- Spending on data centres is set to leap 37.3% in 2026, far outpacing every other category.
- Demand for next-gen data centres is surging as organisations rush to adopt generative AI and machine learning, both of which require massive processing capability.
IT spending across the Middle East and North Africa is on track for remarkable growth, with forecasts suggesting the region will reach $169 billion in total spending in 2026—an 8.9 per cent jump from $155 billion a year earlier, according to figures from Gartner.
What’s fueling this surge?
The transition is being orchestrated by the dynamic efforts of Gulf Cooperation Council (GCC) countries, who are harnessing their economic stability and robust digital strategies to attract international partnerships, roll out extensive digital education, and power innovation at scale.
“Even with headwinds in the global economy, CIOs in the region aren’t pulling back—they’re actively investing in AI, intelligent automation, and flexible cloud technology, while reinforcing cybersecurity and upskilling their workforce,” Mim Burt, Practice VP at Gartner, said.
These investments aren’t just keeping the lights on—they’re transforming local economies to thrive in an increasingly AI-driven world.

While all core IT segments are seeing a boost, data centre systems are the clear frontrunner.

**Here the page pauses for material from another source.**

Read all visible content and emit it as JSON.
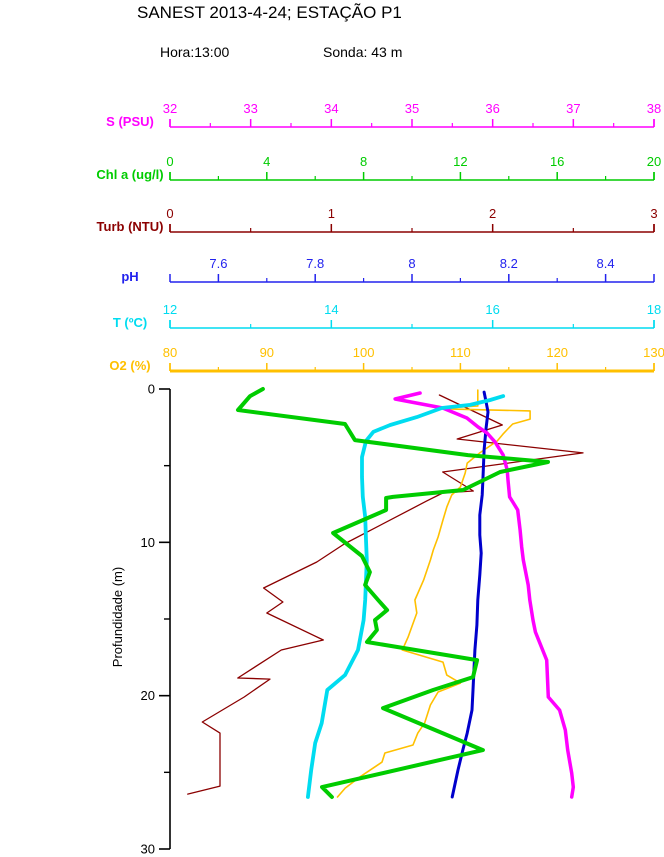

Spending here is set to leap 37.3 per cent in 2026, far outpacing every other category. The caveat? The pace of expansion will slow slightly compared to this year as the breakneck rollout phase gives way to more measured, sustained investment.
“Demand for next-gen data centres is surging as organisations rush to adopt generative AI and machine learning, both of which require massive processing capability,” notes Eyad Tachwali, VP of Advisory at Gartner.
It’s primarily governments, hyperscale cloud players, and cutting-edge tech firms leading this charge, rather than legacy enterprises or consumers.
GenAI to steal the show
Software spending is another bright spot, predicted to rise 13.9 per cent to $20.4 billion in 2026. The momentum here is all about generative AI (GenAI), as the region’s businesses embrace modern tools fueled by advanced language models and AI-driven application functionality.
Gartner even forecasts that by 2028, three-quarters of global software spending will go into solutions powered by GenAI.
Mim Burt underscores this shift: “We’ll see more embedded GenAI in business apps, productivity tools, developer environments, and on servers optimised for AI services, making AI an everyday feature rather than a niche capability.”
AI vendors are also reimagining how they package and price offerings to stoke further demand.
IT services aren’t lagging, with spending set to grow 8.3 per cent as organisations ramp up adoptions that centre on the practical integration of AI.
Tachwali advises CIOs to see GenAI as more than a bolt-on for efficiency: “Real competitive advantages will come from robust data foundations, truly flexible technology architectures, and cultivating a workforce fluent in all things AI.”
All told, as MENA governments and enterprises convene around digital transformation and disruptive tech, these investments are positioning the region not just as a fast follower, but as a thought leader and innovator on the global stage.